Les activités socioéconomiques demeurent totalement paralysées à Shabunda, chef-lieu du territoire éponyme, dans la province du Sud-Kivu, à l’est de la République démocratique du Congo. Cette situation perdure depuis quatre jours, à la suite d’une série de journées « ville morte » décrétées par les organisations de la société civile locale et le Conseil territorial de la jeunesse.
Ces mouvements citoyens visent à dénoncer les abus attribués à certains combattants Wazalendo, pourtant engagés en appui aux Forces armées de la RDC (FARDC) dans la lutte contre les groupes armés, notamment dans le contexte du conflit lié au M23. Les organisations locales les accusent de semer l’insécurité loin des lignes de front. Selon la société civile, ces éléments seraient impliqués dans des actes de pillage, des incursions nocturnes dans des habitations, l’érection de barrières illégales ainsi que des homicides.
Le dernier bilan fait état de plusieurs morts, dont quatre personnes tuées vendredi dernier à Shabunda centre, parmi lesquelles figuraient des élèves, ainsi que des blessés graves. Au deuxième jour de la paralysie, mardi dernier, deux nouveaux cas de meurtre auraient été enregistrés au centre de Katchungu, localité située à environ 40 kilomètres de Shabunda centre.
Les victimes auraient été tuées par des hommes se réclamant des Wazalendo, selon les organisations citoyennes. Face à cette situation, un ultimatum de 24 heures avait été accordé aux combattants Wazalendo afin qu’ils quittent le centre de Shabunda pour rejoindre les zones de combat.
Toutefois, aucune amélioration n’a été constatée à ce jour, déplore Mwelwa Sakitala André, président du Conseil territorial de la jeunesse de Shabunda. Celui-ci précise que la jeunesse et la société civile ne s’opposent pas à la présence de forces armées dans la cité, mais rejettent la présence d’éléments qui, au lieu d’assurer la protection des populations, sont accusés de violations des droits humains et de multiples tracasseries.
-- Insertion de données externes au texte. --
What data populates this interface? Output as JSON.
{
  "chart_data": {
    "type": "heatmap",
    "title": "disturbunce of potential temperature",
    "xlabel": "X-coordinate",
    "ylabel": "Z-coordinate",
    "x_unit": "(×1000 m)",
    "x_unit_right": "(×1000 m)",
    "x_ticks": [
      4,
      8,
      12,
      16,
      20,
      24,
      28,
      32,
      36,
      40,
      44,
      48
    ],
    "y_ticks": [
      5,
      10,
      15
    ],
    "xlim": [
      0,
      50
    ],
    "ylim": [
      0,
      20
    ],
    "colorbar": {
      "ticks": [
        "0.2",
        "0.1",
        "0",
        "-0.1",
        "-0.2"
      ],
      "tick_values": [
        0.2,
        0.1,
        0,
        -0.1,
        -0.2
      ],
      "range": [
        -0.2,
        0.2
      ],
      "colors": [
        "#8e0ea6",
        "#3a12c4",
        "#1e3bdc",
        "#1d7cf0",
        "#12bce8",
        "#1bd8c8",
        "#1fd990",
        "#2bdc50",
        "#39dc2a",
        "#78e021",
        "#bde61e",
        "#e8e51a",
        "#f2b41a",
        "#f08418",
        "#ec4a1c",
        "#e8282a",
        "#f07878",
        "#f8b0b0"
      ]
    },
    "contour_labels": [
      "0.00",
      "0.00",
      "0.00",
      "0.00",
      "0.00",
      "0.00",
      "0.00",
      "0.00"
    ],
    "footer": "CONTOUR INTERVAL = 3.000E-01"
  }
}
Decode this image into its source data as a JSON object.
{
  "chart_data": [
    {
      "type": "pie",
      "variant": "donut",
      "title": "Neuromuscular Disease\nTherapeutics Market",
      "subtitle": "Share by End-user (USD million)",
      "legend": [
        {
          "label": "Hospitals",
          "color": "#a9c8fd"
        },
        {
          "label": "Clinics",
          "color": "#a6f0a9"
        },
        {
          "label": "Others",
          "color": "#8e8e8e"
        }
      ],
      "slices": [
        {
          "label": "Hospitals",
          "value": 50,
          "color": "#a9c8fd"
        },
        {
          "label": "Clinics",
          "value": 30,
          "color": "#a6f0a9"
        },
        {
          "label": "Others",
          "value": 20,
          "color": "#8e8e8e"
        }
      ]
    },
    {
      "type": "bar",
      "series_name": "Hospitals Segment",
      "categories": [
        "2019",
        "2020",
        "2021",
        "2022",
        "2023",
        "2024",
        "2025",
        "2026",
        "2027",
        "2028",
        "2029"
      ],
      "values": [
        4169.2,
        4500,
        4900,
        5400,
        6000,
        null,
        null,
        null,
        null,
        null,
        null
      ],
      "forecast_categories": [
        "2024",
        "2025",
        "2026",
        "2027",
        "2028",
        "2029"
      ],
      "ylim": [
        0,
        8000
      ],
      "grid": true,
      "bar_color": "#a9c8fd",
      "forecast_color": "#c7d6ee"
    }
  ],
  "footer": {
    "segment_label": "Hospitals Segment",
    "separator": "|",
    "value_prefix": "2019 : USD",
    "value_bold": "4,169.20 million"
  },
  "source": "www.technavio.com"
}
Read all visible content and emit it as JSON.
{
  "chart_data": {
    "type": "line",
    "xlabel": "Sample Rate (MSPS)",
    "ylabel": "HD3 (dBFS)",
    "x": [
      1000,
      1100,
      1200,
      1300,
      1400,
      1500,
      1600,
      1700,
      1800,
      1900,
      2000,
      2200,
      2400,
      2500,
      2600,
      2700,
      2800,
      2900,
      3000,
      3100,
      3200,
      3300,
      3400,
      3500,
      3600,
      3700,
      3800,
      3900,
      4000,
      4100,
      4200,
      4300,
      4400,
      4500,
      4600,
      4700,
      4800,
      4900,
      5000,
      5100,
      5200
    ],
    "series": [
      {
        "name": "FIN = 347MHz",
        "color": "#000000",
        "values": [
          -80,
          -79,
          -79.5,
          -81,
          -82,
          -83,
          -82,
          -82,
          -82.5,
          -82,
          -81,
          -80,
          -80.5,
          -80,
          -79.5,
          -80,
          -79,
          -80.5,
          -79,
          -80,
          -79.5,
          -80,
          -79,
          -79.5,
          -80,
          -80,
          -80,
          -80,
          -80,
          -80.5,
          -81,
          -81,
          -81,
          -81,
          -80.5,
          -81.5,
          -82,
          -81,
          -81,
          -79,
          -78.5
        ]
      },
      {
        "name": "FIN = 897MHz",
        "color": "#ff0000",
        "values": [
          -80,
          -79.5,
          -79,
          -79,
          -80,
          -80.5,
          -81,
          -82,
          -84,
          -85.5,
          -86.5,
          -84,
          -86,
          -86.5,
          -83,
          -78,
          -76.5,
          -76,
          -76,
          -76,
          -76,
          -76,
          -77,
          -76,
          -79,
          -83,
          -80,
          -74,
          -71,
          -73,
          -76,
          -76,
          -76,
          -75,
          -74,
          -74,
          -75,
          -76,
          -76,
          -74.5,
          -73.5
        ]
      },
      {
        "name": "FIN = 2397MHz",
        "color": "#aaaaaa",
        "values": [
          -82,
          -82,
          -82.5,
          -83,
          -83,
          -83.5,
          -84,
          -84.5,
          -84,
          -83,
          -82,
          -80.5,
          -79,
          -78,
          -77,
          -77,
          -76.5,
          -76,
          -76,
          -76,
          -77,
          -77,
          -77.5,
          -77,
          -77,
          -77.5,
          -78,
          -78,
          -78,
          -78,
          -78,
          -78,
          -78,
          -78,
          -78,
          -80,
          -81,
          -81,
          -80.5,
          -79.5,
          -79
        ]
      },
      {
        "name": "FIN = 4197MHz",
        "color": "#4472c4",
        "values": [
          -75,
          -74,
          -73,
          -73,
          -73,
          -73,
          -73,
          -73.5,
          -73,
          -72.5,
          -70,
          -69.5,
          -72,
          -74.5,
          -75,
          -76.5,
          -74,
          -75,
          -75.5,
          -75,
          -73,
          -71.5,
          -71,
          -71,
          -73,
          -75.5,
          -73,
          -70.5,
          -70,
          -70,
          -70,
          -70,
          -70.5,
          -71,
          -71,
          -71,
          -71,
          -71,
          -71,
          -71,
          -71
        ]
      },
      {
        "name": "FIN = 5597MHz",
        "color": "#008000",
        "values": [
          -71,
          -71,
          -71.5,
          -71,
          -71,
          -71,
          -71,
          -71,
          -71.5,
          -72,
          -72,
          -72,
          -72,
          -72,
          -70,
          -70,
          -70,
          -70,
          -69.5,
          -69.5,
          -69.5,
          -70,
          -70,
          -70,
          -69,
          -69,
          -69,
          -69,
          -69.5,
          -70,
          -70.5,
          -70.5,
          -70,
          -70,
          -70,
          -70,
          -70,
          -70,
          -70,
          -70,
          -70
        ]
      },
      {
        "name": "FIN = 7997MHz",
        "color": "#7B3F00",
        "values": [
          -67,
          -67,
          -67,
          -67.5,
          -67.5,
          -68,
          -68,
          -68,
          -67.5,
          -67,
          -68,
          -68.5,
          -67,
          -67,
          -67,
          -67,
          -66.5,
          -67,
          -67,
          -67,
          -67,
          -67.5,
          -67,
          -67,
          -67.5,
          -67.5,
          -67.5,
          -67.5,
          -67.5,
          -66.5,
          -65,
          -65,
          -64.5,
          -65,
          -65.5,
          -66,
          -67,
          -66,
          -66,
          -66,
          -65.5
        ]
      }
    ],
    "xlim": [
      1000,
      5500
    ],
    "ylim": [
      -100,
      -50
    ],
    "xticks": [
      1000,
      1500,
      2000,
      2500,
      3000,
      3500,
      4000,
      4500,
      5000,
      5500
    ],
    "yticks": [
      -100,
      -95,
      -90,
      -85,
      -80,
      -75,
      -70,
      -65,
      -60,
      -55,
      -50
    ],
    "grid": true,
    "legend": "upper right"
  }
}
Les organisations citoyennes annoncent la poursuite des actions pacifiques jusqu’au rétablissement de l’ordre et de la discipline au sein des groupes armés opérant dans la zone. Elles exigent des mesures urgentes pour mettre fin aux violences contre les civils dans une région située hors des zones de combats actifs.
Cette mobilisation fait suite aux événements survenus le vendredi 23 janvier, journée marquée par de fortes tensions à Shabunda, au cours de laquelle des tirs nourris auraient été entendus de la matinée jusqu’en fin d’après-midi, provoquant la mort de plusieurs personnes et semant la panique au sein de la population.